Château de Cambiaire was built in the 14th century in the town of Saint-Étienne-Vallée-Française. It is a quadrangular building with a round tower at three of its corners and a square tower at the northwest corner. It consists of three wings around a courtyard on the west side by a battlements surrounding wall pierced by a gate. The great crenellated tower, which dungeon office, is crowned on its summit terrace of a watchtower with a roof shaped pepper shakers. This square building built shale stone mixed with white quartz is the oldest. It has three levels, the first two date from the 14th century, the last level and the spiral staircase from a raising of the late 15th century.
This tower seems more ostentatious than most military as much as the castle was never the castle of Saint-Etienne. One of the ground pavement dwelling is probably contemporary dungeon. The others are the result of rearrangements of the modern era and those of the late nineteenth century and finally repairs arising out the 1944 fire. A park of chestnut trees and cedars surrounds the castle. There is a replica of the Lourdes grotto and a chapel dating back to 1875 in neo-Gothic style.
References:Visby Cathedral (also known as St. Mary’s Church) is the only survived medieval church in Visby. It was originally built for German merchants and inaugurated in 1225. Around the year 1350 the church was enlarged and converted into a basilica.

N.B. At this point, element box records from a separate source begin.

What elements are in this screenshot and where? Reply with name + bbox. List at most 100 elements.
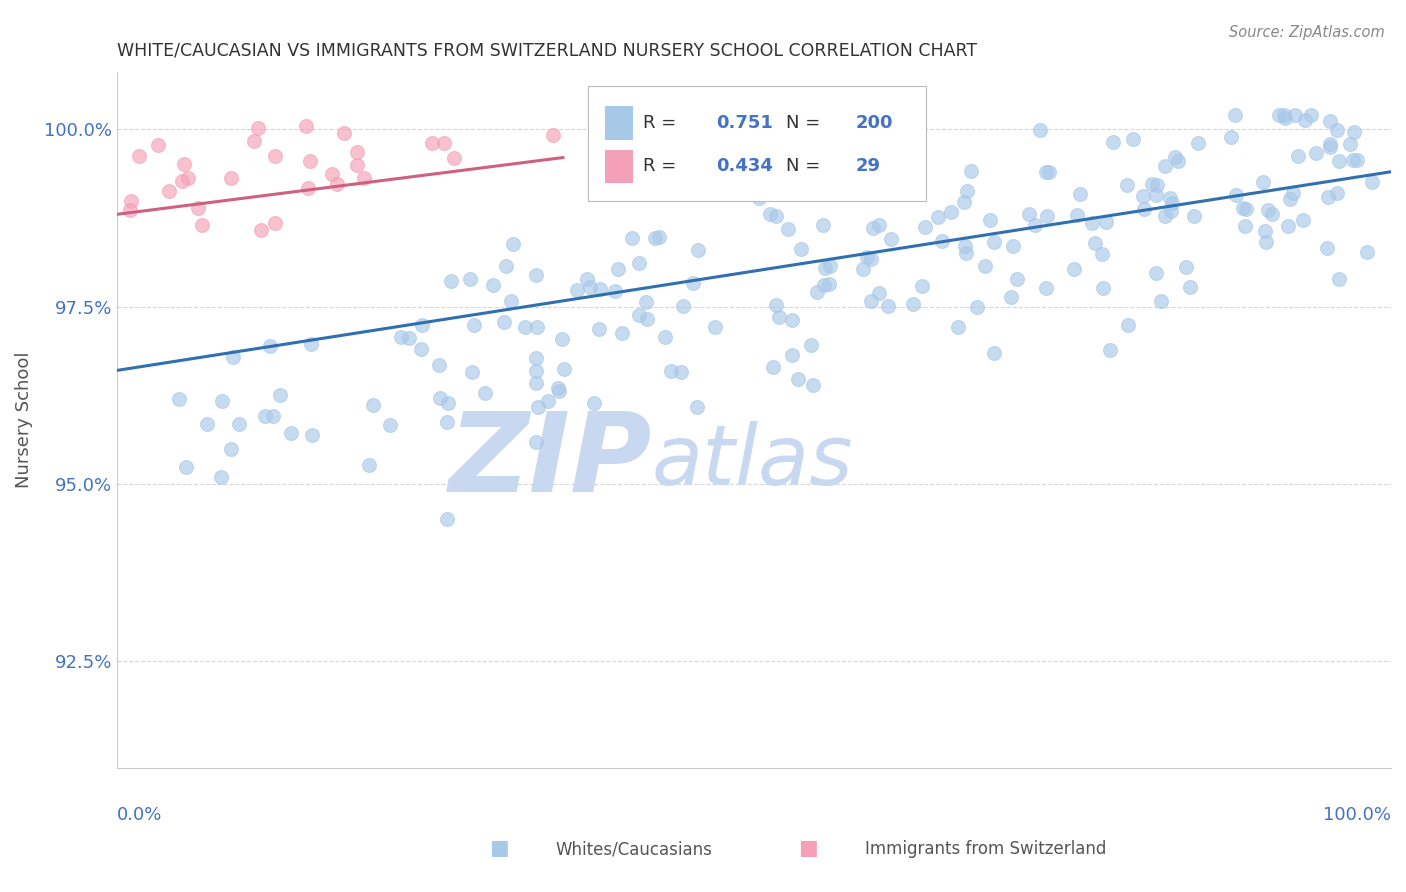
Point xyxy=(526,401,548,415)
Point xyxy=(1343,125,1365,139)
Point xyxy=(1018,207,1040,221)
Point xyxy=(636,294,658,309)
Point xyxy=(474,386,496,401)
Point xyxy=(780,313,803,327)
Point xyxy=(1187,136,1209,151)
Point xyxy=(983,235,1005,249)
Point xyxy=(1122,132,1144,146)
Point xyxy=(398,331,420,345)
Point xyxy=(966,300,988,314)
Text: WHITE/CAUCASIAN VS IMMIGRANTS FROM SWITZERLAND NURSERY SCHOOL CORRELATION CHART: WHITE/CAUCASIAN VS IMMIGRANTS FROM SWITZ… xyxy=(117,42,977,60)
Point xyxy=(547,384,569,398)
Point xyxy=(298,154,321,169)
Point xyxy=(588,322,610,336)
Point xyxy=(1140,177,1163,191)
Point xyxy=(187,201,209,215)
Point xyxy=(1024,219,1046,233)
Point xyxy=(120,194,142,208)
Point xyxy=(1278,193,1301,207)
Point xyxy=(1253,175,1275,189)
Point xyxy=(250,223,273,237)
Point xyxy=(1232,201,1254,215)
Point xyxy=(610,326,633,340)
Text: R =: R = xyxy=(643,157,676,176)
Point xyxy=(868,218,890,232)
Point xyxy=(1149,294,1171,309)
Point xyxy=(814,261,837,276)
Point xyxy=(524,376,547,390)
Point xyxy=(429,391,451,405)
Text: N =: N = xyxy=(786,114,820,132)
Point xyxy=(1091,281,1114,295)
Point xyxy=(1220,130,1243,145)
Point xyxy=(1274,112,1296,126)
Point xyxy=(869,153,891,168)
Point xyxy=(855,250,877,264)
Point xyxy=(672,299,695,313)
Point xyxy=(269,388,291,402)
Point xyxy=(1301,108,1323,122)
Point xyxy=(1091,246,1114,260)
Point xyxy=(939,205,962,219)
Point xyxy=(1084,235,1107,250)
Point xyxy=(173,157,195,171)
Point xyxy=(1116,318,1139,333)
Point xyxy=(174,459,197,474)
Text: ■: ■ xyxy=(799,838,818,858)
Point xyxy=(582,396,605,410)
Point xyxy=(748,191,770,205)
Point xyxy=(361,397,384,411)
Point xyxy=(910,279,932,293)
Point xyxy=(297,181,319,195)
Point xyxy=(1316,241,1339,255)
Point xyxy=(654,329,676,343)
Point xyxy=(211,393,233,408)
Point xyxy=(852,261,875,276)
Point xyxy=(778,222,800,236)
Point xyxy=(299,336,322,351)
Point xyxy=(346,145,368,160)
Point xyxy=(685,400,707,414)
Point xyxy=(1035,281,1057,295)
Point xyxy=(280,425,302,440)
Point xyxy=(868,286,890,301)
Point xyxy=(765,210,787,224)
Text: Whites/Caucasians: Whites/Caucasians xyxy=(555,840,713,858)
Point xyxy=(1329,153,1351,168)
Point xyxy=(429,358,451,372)
Point xyxy=(1164,150,1187,164)
Point xyxy=(526,320,548,334)
Text: 29: 29 xyxy=(856,157,882,176)
Point xyxy=(1253,225,1275,239)
Point xyxy=(1160,195,1182,210)
Point xyxy=(801,378,824,392)
Point xyxy=(346,158,368,172)
Point xyxy=(786,372,808,386)
Point xyxy=(1257,202,1279,217)
Point xyxy=(177,171,200,186)
Y-axis label: Nursery School: Nursery School xyxy=(15,351,32,488)
Point xyxy=(1099,343,1122,357)
Point xyxy=(636,312,658,326)
Point xyxy=(818,277,841,291)
Point xyxy=(621,231,644,245)
Point xyxy=(1133,202,1156,216)
Point xyxy=(955,245,977,260)
Text: ZIP: ZIP xyxy=(449,409,652,516)
Point xyxy=(780,348,803,362)
Point xyxy=(979,213,1001,227)
Point xyxy=(254,409,277,424)
Point xyxy=(433,136,456,150)
Point xyxy=(551,332,574,346)
Point xyxy=(264,149,287,163)
Point xyxy=(628,308,651,322)
Point xyxy=(437,396,460,410)
Point xyxy=(492,315,515,329)
Point xyxy=(1182,209,1205,223)
Point xyxy=(1029,123,1052,137)
Point xyxy=(543,128,565,143)
FancyBboxPatch shape xyxy=(588,87,927,201)
Text: atlas: atlas xyxy=(652,421,853,502)
Point xyxy=(502,237,524,252)
Point xyxy=(333,126,356,140)
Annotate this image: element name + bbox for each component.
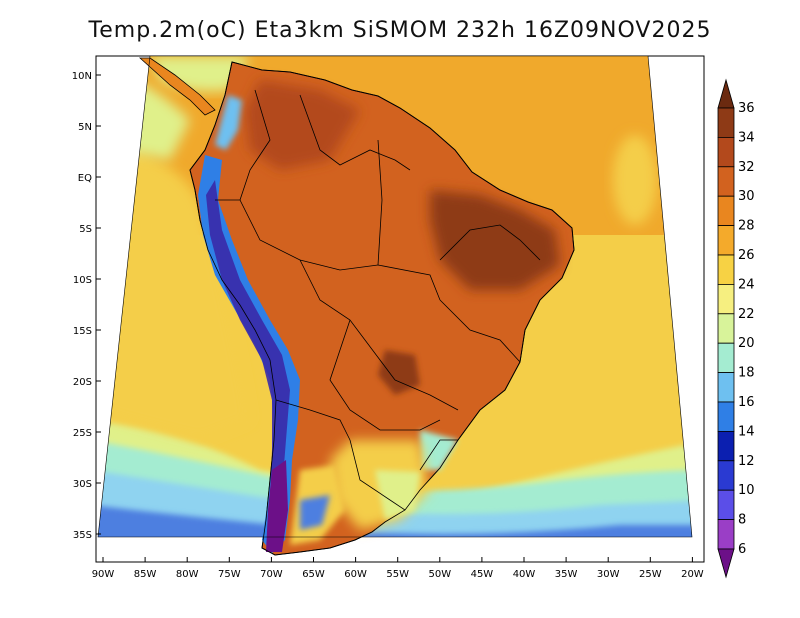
lon-tick-label: 80W bbox=[176, 569, 199, 580]
country-borders bbox=[189, 61, 575, 556]
colorbar-label: 32 bbox=[738, 160, 755, 175]
lon-tick-label: 60W bbox=[344, 569, 367, 580]
colorbar-swatch bbox=[717, 166, 735, 197]
colorbar-swatch bbox=[717, 401, 735, 432]
lon-tick-label: 90W bbox=[92, 569, 115, 580]
colorbar-swatch bbox=[717, 136, 735, 168]
colorbar-label: 34 bbox=[738, 130, 755, 145]
colorbar-swatch bbox=[717, 372, 735, 403]
colorbar-swatch bbox=[717, 195, 735, 226]
lat-tick-label: 10S bbox=[73, 275, 92, 286]
colorbar-swatch bbox=[717, 313, 735, 344]
chart-title: Temp.2m(oC) Eta3km SiSMOM 232h 16Z09NOV2… bbox=[88, 18, 712, 43]
colorbar-label: 30 bbox=[738, 189, 755, 204]
lon-tick-label: 70W bbox=[260, 569, 283, 580]
colorbar-label: 24 bbox=[738, 277, 755, 292]
colorbar-label: 10 bbox=[738, 483, 755, 498]
colorbar-swatch bbox=[717, 519, 735, 550]
colorbar-swatch bbox=[717, 342, 735, 374]
colorbar-label: 28 bbox=[738, 219, 755, 234]
lat-tick-label: EQ bbox=[78, 173, 92, 184]
lon-tick-label: 30W bbox=[597, 569, 620, 580]
colorbar-label: 8 bbox=[738, 513, 746, 528]
lon-tick-label: 25W bbox=[639, 569, 662, 580]
lon-tick-label: 50W bbox=[428, 569, 451, 580]
colorbar-swatch bbox=[717, 460, 735, 491]
colorbar-bottom-arrow bbox=[717, 548, 735, 579]
lon-tick-label: 35W bbox=[555, 569, 578, 580]
colorbar-label: 26 bbox=[738, 248, 755, 263]
colorbar-label: 12 bbox=[738, 454, 755, 469]
colorbar-swatch bbox=[717, 225, 735, 256]
colorbar-label: 20 bbox=[738, 336, 755, 351]
lon-tick-label: 85W bbox=[134, 569, 157, 580]
south-america-landmass bbox=[189, 61, 575, 556]
colorbar-label: 36 bbox=[738, 101, 755, 116]
colorbar-swatch bbox=[717, 430, 735, 462]
lon-tick-label: 45W bbox=[471, 569, 494, 580]
colorbar-swatch bbox=[717, 107, 735, 138]
lat-tick-label: 25S bbox=[73, 428, 92, 439]
colorbar-swatch bbox=[717, 254, 735, 285]
lat-tick-label: 30S bbox=[73, 479, 92, 490]
colorbar-swatch bbox=[717, 489, 735, 521]
colorbar: 36 34 32 30 28 26 24 22 20 18 16 14 12 10 8 6 bbox=[717, 78, 755, 579]
lon-tick-label: 20W bbox=[681, 569, 704, 580]
lon-tick-label: 75W bbox=[218, 569, 241, 580]
central-america bbox=[138, 57, 216, 116]
colorbar-label: 22 bbox=[738, 307, 755, 322]
lat-tick-label: 5N bbox=[78, 122, 92, 133]
lat-tick-label: 15S bbox=[73, 326, 92, 337]
colorbar-swatch bbox=[717, 283, 735, 315]
lat-tick-label: 20S bbox=[73, 377, 92, 388]
lon-tick-label: 65W bbox=[302, 569, 325, 580]
longitude-axis: 90W 85W 80W 75W 70W 65W 60W 55W 50W 45W 40W 35W 30W 2… bbox=[92, 557, 704, 580]
colorbar-label: 16 bbox=[738, 395, 755, 410]
colorbar-top-arrow bbox=[717, 78, 735, 109]
lon-tick-label: 55W bbox=[386, 569, 409, 580]
colorbar-label: 18 bbox=[738, 366, 755, 381]
colorbar-label: 6 bbox=[738, 542, 746, 557]
latitude-axis: 10N 5N EQ 5S 10S 15S 20S 25S 30S 35S bbox=[72, 71, 101, 541]
domain-boundary bbox=[97, 55, 693, 538]
lat-tick-label: 10N bbox=[72, 71, 92, 82]
colorbar-label: 14 bbox=[738, 424, 755, 439]
lat-tick-label: 5S bbox=[79, 224, 92, 235]
lon-tick-label: 40W bbox=[513, 569, 536, 580]
lat-tick-label: 35S bbox=[73, 530, 92, 541]
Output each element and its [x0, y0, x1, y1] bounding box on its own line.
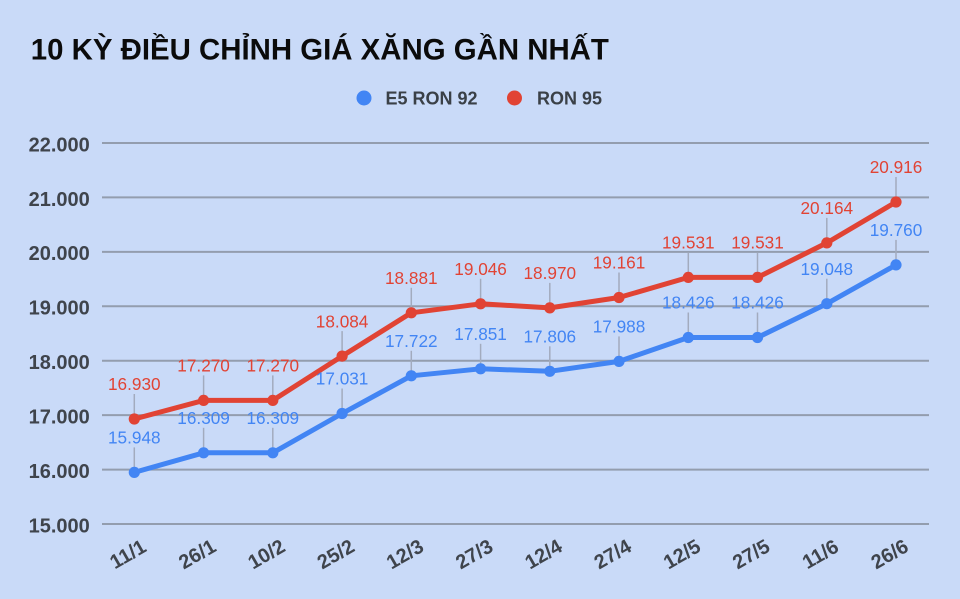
svg-text:19.046: 19.046: [454, 259, 507, 279]
svg-text:18.426: 18.426: [662, 293, 715, 313]
svg-text:18.084: 18.084: [316, 311, 369, 331]
svg-text:21.000: 21.000: [29, 189, 90, 211]
svg-text:20.000: 20.000: [29, 243, 90, 265]
svg-text:17.270: 17.270: [177, 356, 230, 376]
svg-text:17.988: 17.988: [593, 317, 646, 337]
svg-text:20.916: 20.916: [870, 157, 923, 177]
svg-text:18.970: 18.970: [524, 263, 577, 283]
svg-text:18.881: 18.881: [385, 268, 438, 288]
svg-text:17.031: 17.031: [316, 369, 369, 389]
svg-text:17.722: 17.722: [385, 331, 438, 351]
svg-text:17.806: 17.806: [524, 327, 577, 347]
svg-text:16.309: 16.309: [177, 408, 230, 428]
svg-text:10 KỲ ĐIỀU CHỈNH GIÁ XĂNG GẦN: 10 KỲ ĐIỀU CHỈNH GIÁ XĂNG GẦN NHẤT: [31, 32, 609, 66]
svg-text:15.000: 15.000: [29, 515, 90, 537]
svg-text:19.048: 19.048: [801, 259, 854, 279]
svg-text:17.270: 17.270: [247, 356, 300, 376]
svg-text:19.760: 19.760: [870, 220, 923, 240]
svg-text:18.426: 18.426: [731, 293, 784, 313]
svg-text:18.000: 18.000: [29, 352, 90, 374]
svg-text:22.000: 22.000: [29, 134, 90, 156]
svg-text:20.164: 20.164: [801, 198, 854, 218]
svg-text:RON 95: RON 95: [537, 89, 602, 109]
svg-text:19.161: 19.161: [593, 253, 646, 273]
svg-text:E5 RON 92: E5 RON 92: [386, 89, 478, 109]
svg-text:16.000: 16.000: [29, 461, 90, 483]
svg-text:17.000: 17.000: [29, 407, 90, 429]
svg-text:19.531: 19.531: [662, 233, 715, 253]
svg-text:16.930: 16.930: [108, 374, 161, 394]
svg-text:19.531: 19.531: [731, 233, 784, 253]
svg-text:16.309: 16.309: [247, 408, 300, 428]
svg-text:15.948: 15.948: [108, 428, 161, 448]
svg-text:17.851: 17.851: [454, 324, 507, 344]
svg-text:19.000: 19.000: [29, 298, 90, 320]
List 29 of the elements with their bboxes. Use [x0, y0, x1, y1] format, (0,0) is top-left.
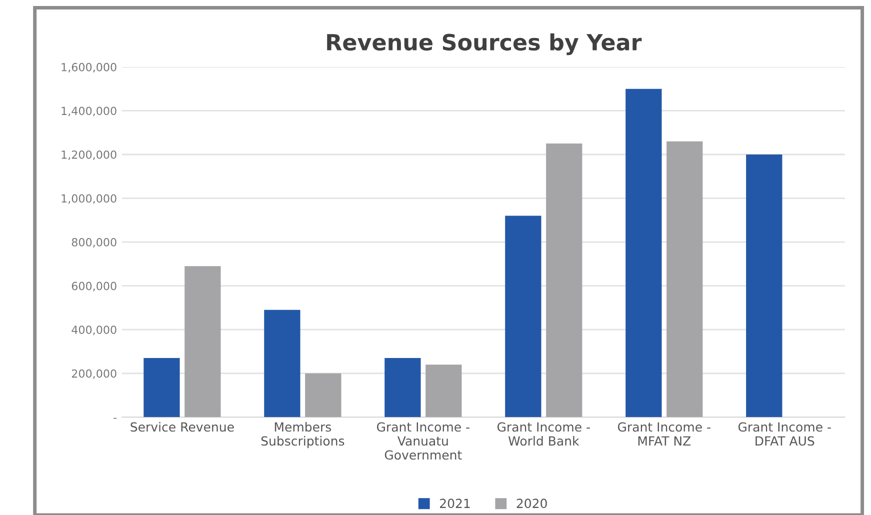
y-tick-label: 400,000	[72, 326, 116, 336]
bar	[305, 373, 342, 418]
y-tick-label: 1,400,000	[62, 106, 116, 116]
legend-label: 2021	[440, 498, 470, 508]
bar	[264, 310, 300, 418]
legend-label: 2020	[516, 498, 547, 508]
y-tick-label: 600,000	[72, 282, 116, 292]
x-tick-label: Grant Income - Vanuatu Government	[376, 422, 470, 460]
bar	[426, 364, 462, 418]
x-tick-label: Service Revenue	[130, 422, 234, 432]
bar	[546, 144, 582, 418]
x-tick-label: Grant Income - DFAT AUS	[738, 422, 831, 446]
y-tick-label: 200,000	[72, 369, 116, 379]
x-tick-label: Grant Income - World Bank	[497, 422, 590, 446]
y-tick-label: -	[114, 418, 117, 419]
bar	[666, 141, 703, 418]
y-tick-label: 1,200,000	[62, 150, 116, 160]
bar	[184, 266, 221, 418]
bar	[746, 154, 782, 418]
y-tick-label: 800,000	[72, 238, 116, 248]
bar	[626, 88, 662, 418]
y-tick-label: 1,000,000	[62, 194, 116, 204]
x-tick-label: Grant Income - MFAT NZ	[618, 422, 710, 446]
x-tick-label: Members Subscriptions	[261, 422, 344, 448]
bar	[384, 358, 421, 418]
y-tick-label: 1,600,000	[62, 62, 116, 72]
chart-title: Revenue Sources by Year	[327, 33, 642, 56]
bar	[144, 358, 180, 418]
bar	[505, 216, 542, 418]
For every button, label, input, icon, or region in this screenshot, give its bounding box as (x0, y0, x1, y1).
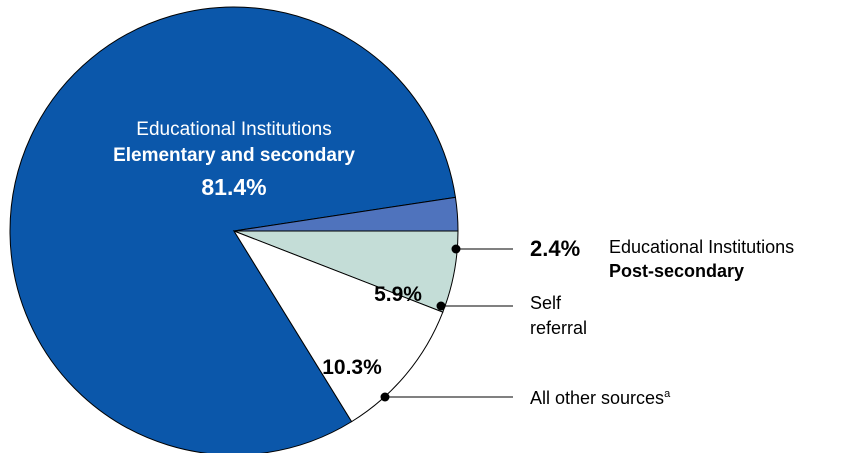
other-value-label: 10.3% (322, 356, 382, 379)
post-secondary-marker (451, 244, 461, 254)
other-marker (380, 392, 390, 402)
other-category-superscript: a (664, 388, 671, 400)
pie-slice-elementary (9, 6, 457, 453)
other-category-text: All other sources (530, 388, 664, 408)
other-category-label: All other sourcesa (530, 388, 671, 408)
elementary-category-label: Educational Institutions (136, 119, 331, 140)
post-secondary-category-label: Educational Institutions (609, 237, 794, 257)
self-referral-label-line2: referral (530, 318, 587, 338)
self-referral-marker (436, 301, 446, 311)
self-referral-value-label: 5.9% (374, 283, 422, 306)
pie-slices (9, 6, 459, 453)
pie-slice-other (232, 229, 444, 423)
elementary-subcategory-label: Elementary and secondary (113, 145, 355, 166)
self-referral-label-line1: Self (530, 293, 562, 313)
post-secondary-value-label: 2.4% (530, 236, 580, 261)
post-secondary-subcategory-label: Post-secondary (609, 261, 744, 281)
elementary-value-label: 81.4% (201, 174, 266, 200)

The two-storey magazine was also added then above the nave as a warehouse for merchants.
Following the Reformation, the church was transformed into a parish church for the town of Visby. All other churches were abandoned. Shortly after the Reformation, in 1572, Gotland was made into its own Diocese, and the church designated its cathedral.
There is not much left of the original interior. The font is made of local red marble in the 13th century. The pulpit was made in Lübeck in 1684. There are 400 graves under the church floor.